This App Is the Ultimate Buzzkill for Booze-Seeking Freshmen
BarZapp is a new smartphone app that scans IDs to root out counterfeits. And it's about to put a damper on Friday nights for fake ID-toting college kids across the nation.
The wet blanket overlords–suburban cops, helicopter parents, the University of Chicago administration–can welcome a new group to their gloomy cabal of buzzkillers. BarZapp, a new app developed by Intellicheck Mobilisa, is smartphone software that uses a phone's camera to verify the authenticity of an ID. This may become the most poorly-rated iStore app when college freshman start getting their fakes snatched at the door of every bar near campus.
The app uses patented software to scan the information encoded in the bar codes and magnetic stripes of drivers licenses, identification cards, and government IDs to reveal the cardholder's name, date of birth and the card's validity.

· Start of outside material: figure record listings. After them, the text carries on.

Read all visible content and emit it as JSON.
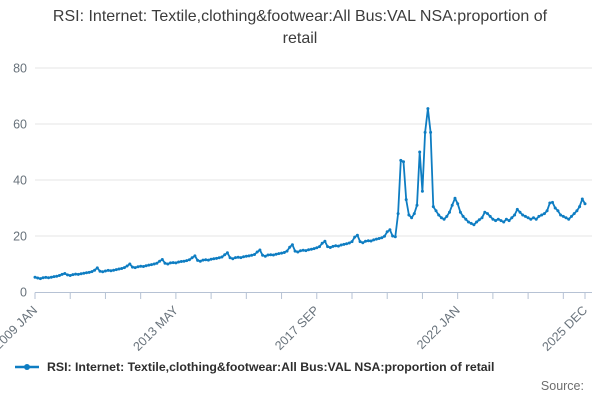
{
  "title": "RSI: Internet: Textile,clothing&footwear:All Bus:VAL NSA:proportion of retail",
  "legend": {
    "label": "RSI: Internet: Textile,clothing&footwear:All Bus:VAL NSA:proportion of retail"
  },
  "source": "Source:",
  "colors": {
    "series": "#0e7dc2",
    "gridline": "#e4e4e4",
    "axis": "#b6c2d4",
    "tick_label": "#68727b"
  },
  "chart_data": {
    "type": "line",
    "title": "RSI: Internet: Textile,clothing&footwear:All Bus:VAL NSA:proportion of retail",
    "series_name": "RSI: Internet: Textile,clothing&footwear:All Bus:VAL NSA:proportion of retail",
    "color": "#0e7dc2",
    "x_unit": "month",
    "x_range": [
      "2009 JAN",
      "2025 DEC"
    ],
    "x_tick_labels": [
      "2009 JAN",
      "2013 MAY",
      "2017 SEP",
      "2022 JAN",
      "2025 DEC"
    ],
    "x_tick_month_index": [
      0,
      52,
      104,
      156,
      203
    ],
    "x_minor_tick_every_months": 13,
    "ylabel": "",
    "xlabel": "",
    "ylim": [
      0,
      80
    ],
    "y_ticks": [
      0,
      20,
      40,
      60,
      80
    ],
    "grid": "horizontal",
    "legend_position": "bottom-left",
    "marker": "circle",
    "values": [
      5.3,
      5.0,
      4.8,
      5.1,
      5.2,
      5.1,
      5.3,
      5.5,
      5.6,
      5.9,
      6.3,
      6.6,
      6.1,
      5.9,
      6.2,
      6.4,
      6.3,
      6.5,
      6.7,
      6.9,
      7.0,
      7.3,
      7.8,
      8.6,
      7.4,
      7.2,
      7.5,
      7.7,
      7.6,
      7.8,
      8.0,
      8.2,
      8.4,
      8.7,
      9.3,
      10.0,
      8.9,
      8.7,
      9.0,
      9.2,
      9.1,
      9.4,
      9.6,
      9.8,
      10.0,
      10.3,
      11.0,
      11.6,
      10.3,
      10.0,
      10.4,
      10.5,
      10.4,
      10.7,
      10.9,
      11.0,
      11.2,
      11.5,
      12.2,
      12.9,
      11.3,
      11.0,
      11.4,
      11.5,
      11.4,
      11.7,
      11.9,
      12.0,
      12.2,
      12.5,
      13.3,
      14.0,
      12.2,
      11.9,
      12.3,
      12.4,
      12.3,
      12.6,
      12.8,
      12.9,
      13.1,
      13.4,
      14.3,
      15.0,
      13.1,
      12.8,
      13.2,
      13.3,
      13.2,
      13.5,
      13.7,
      13.9,
      14.1,
      14.6,
      16.0,
      16.9,
      14.6,
      14.3,
      14.7,
      14.9,
      14.8,
      15.1,
      15.3,
      15.5,
      15.8,
      16.2,
      17.4,
      18.1,
      16.2,
      15.9,
      16.3,
      16.5,
      16.4,
      16.8,
      17.0,
      17.2,
      17.5,
      18.0,
      19.6,
      20.3,
      18.0,
      17.6,
      18.1,
      18.3,
      18.2,
      18.6,
      18.9,
      19.1,
      19.4,
      19.9,
      21.5,
      22.2,
      20.0,
      19.7,
      28.0,
      47.0,
      46.5,
      33.0,
      27.5,
      26.5,
      28.0,
      31.0,
      50.0,
      36.0,
      57.0,
      65.5,
      57.0,
      30.5,
      29.0,
      27.5,
      26.5,
      26.0,
      27.0,
      28.5,
      31.0,
      33.5,
      31.5,
      28.5,
      27.0,
      26.0,
      25.0,
      24.5,
      24.0,
      25.0,
      25.8,
      26.5,
      28.5,
      28.0,
      27.0,
      26.0,
      25.5,
      26.0,
      25.5,
      25.0,
      26.0,
      25.5,
      26.5,
      27.5,
      29.5,
      28.5,
      27.5,
      27.0,
      26.5,
      26.0,
      26.5,
      26.0,
      27.0,
      27.5,
      28.0,
      29.0,
      31.8,
      32.0,
      30.0,
      29.0,
      27.5,
      27.0,
      26.5,
      26.0,
      27.0,
      28.0,
      29.0,
      30.5,
      33.2,
      31.5
    ]
  }
}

An invalid or fake ID will display a scrambled message or an invalid stamp. BarZapp also provides a database of pictures that show what real licenses look like, for bartenders to refer to, and tells users whose IDs have been scanned and when.
Above is a screen shot of the app verifying my legal status
When I tested the card on a friend's particularly high-grade fake (ordered online for a whopping $200—it supposedly bested blacklights and bouncers' scanners in the past), BarZapp did not say it was invalid, but it didn't approve it either. The phone more or less froze, suggesting that the technology is not 100 percent fool-proof yet. A street-smart 18-year-old could claim that the lack of an "invalid" message does not prove the card is a fake. Similarly, one could always use a sibling's expired ID to triumph the app, though outsmarting the bouncer is another story.
Intellicheck Mobilisa has been developing driver license-reading technologies since 1994, though BarZapp is the company's first app. The company hopes this app will help bars and restaurants feel secure that they won't get penalized by serving underaged drinkers, and at $1.99, BarZapp may be a more affordable option than artillery-grade scanners and blacklights.
While the dreaded bouncer-snatch is certainly a threat to those under 21, we all know that major cities like New York still aren't particularly strict about IDs, as past pieces of gonzo-journalism have demonstrated. If BarZapp does kill your buzz, you can always ask a sympathetic homeless person to buy you beer. Or, you know, make a road trip to Canada.